Vous avez l'occasion de rencontrer ces groupes lors de vos enregistrements à Tucson (Arizona) ?

Eric, le batteur, a rencontré les gars de Jon Spencer une fois après un concert, mais c'est ps toujours facile. Ils sont assez difficile d'accès, toujours très pris, en tournée ou autre....

 

Et à part ces groupes, tu écoutes quel genr de musique ? Vous écoutez tous la même chose ?

On écoute pas tous les mêmes choses et c'est dans l'ensemble assez varié. Peut-être de moins en moins de rock, un peu plus de jazz ou du trip-hop. Personnellement, je suis un peu largué mes les gars écoutent des trucs un peu plus électroniques.

 

Et Chris Knox ?

Chris Knox, j'aime bien sa démarche, sa façon de travailler. Peut-être qu'au bout d'un moment je me suis un peu lassé du coté systématique de ses chansons. Sur la longueur, je trouvais que c'était un peu tout le temps pareil.

 

Et plus jeune ?

Très jeune, ma mère écoutait RTL, donc sur une période de cinq ou six ans, je suis capable de te chanter n'importe quelles chanson sortie à cette époque, du début à la fin. Après quand on a commencé la musique on écoutait Housemartins, toute cete vague anglaise à la Pastels. daniel Jonhston a fait quelques trucs pas mal aussi.

 

Pierre Bondu (Dominique A) sort un album solo, Olivier Mellano (Miossec) en prépare un. Lequel des Little Rabbits va les imiter ?

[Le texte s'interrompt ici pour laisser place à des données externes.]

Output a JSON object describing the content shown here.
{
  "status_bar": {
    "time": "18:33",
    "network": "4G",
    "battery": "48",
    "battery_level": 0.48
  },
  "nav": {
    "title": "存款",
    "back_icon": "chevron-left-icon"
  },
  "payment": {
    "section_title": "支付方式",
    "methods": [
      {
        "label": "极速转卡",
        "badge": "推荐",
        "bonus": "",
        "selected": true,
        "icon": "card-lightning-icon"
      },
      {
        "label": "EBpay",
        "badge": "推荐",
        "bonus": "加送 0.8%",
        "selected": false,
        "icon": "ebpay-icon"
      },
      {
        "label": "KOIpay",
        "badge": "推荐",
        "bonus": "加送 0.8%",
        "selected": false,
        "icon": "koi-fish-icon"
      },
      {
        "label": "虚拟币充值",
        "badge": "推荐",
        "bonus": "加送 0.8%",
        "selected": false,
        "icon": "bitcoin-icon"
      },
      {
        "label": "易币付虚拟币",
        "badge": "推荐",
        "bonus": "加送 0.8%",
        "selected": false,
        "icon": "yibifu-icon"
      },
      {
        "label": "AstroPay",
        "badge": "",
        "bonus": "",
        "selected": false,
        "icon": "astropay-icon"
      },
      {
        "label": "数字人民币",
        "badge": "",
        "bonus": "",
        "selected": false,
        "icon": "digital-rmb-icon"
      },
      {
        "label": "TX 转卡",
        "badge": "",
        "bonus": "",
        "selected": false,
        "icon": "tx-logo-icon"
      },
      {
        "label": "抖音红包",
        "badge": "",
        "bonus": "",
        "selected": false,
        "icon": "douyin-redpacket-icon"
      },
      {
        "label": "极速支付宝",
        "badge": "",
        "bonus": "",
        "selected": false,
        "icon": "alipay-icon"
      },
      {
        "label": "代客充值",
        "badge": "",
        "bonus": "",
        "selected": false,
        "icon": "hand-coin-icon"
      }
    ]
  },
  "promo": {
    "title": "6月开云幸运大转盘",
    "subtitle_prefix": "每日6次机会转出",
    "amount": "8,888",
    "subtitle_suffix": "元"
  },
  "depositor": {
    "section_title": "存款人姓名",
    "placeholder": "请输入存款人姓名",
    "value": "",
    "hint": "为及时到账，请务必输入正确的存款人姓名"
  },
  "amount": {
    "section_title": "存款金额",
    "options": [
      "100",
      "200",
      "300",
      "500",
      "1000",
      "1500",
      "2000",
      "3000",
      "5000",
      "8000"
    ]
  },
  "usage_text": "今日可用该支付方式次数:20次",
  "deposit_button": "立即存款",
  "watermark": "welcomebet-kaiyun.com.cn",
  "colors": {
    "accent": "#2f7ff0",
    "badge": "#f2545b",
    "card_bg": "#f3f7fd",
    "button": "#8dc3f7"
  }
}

Je sais pas trop. Je crois que personne n'a vraiment le temps en ce moment. Olive, le clavier fait des trucs dans son coin mais je ne sais pas s'il a l'intention de sortir un truc prochainement. Stéphane bosse un peu avec Laurent (platines). Tout le monde, je crois, serait d'accord pour sortir un truc solo mais c'est plus le temps qui manque pour se consacrer à un deuxième projet.

 

Et le fait que tu habites à Rennes ne vous gêne pas trop ?

Non, tu sais, ça fait longtemps qu'on bosse ensemble mais on ne dort pas tous ensemble. Imagine un grand lit pour six personnes ! On se voit pour les répétitions et tout se passe bien. On essaie de segmenter les choses pour que chacun puisse avoir sa vie tranquille à côté.

 

tu as des contacts avec la scène rennaise ?

Je connais Arnaud, le chanteur de Emma. Il était auparavant chez Rrose Selavy mais a rejoint Lithium pour leur dernier album. Sinon en fait j'ai assez peu de rapport avec Studio cocoon. ils utilisent beaucoup plus la programmation dans leur approche de la musique et je connais assez mal. Même Arnaus sortait un peu du lot Rrose Selavy. Les autres, je les connais pas bien.

 

 

Cette interview est extraite du fanzine Shamrock (N°1-Avril 1998).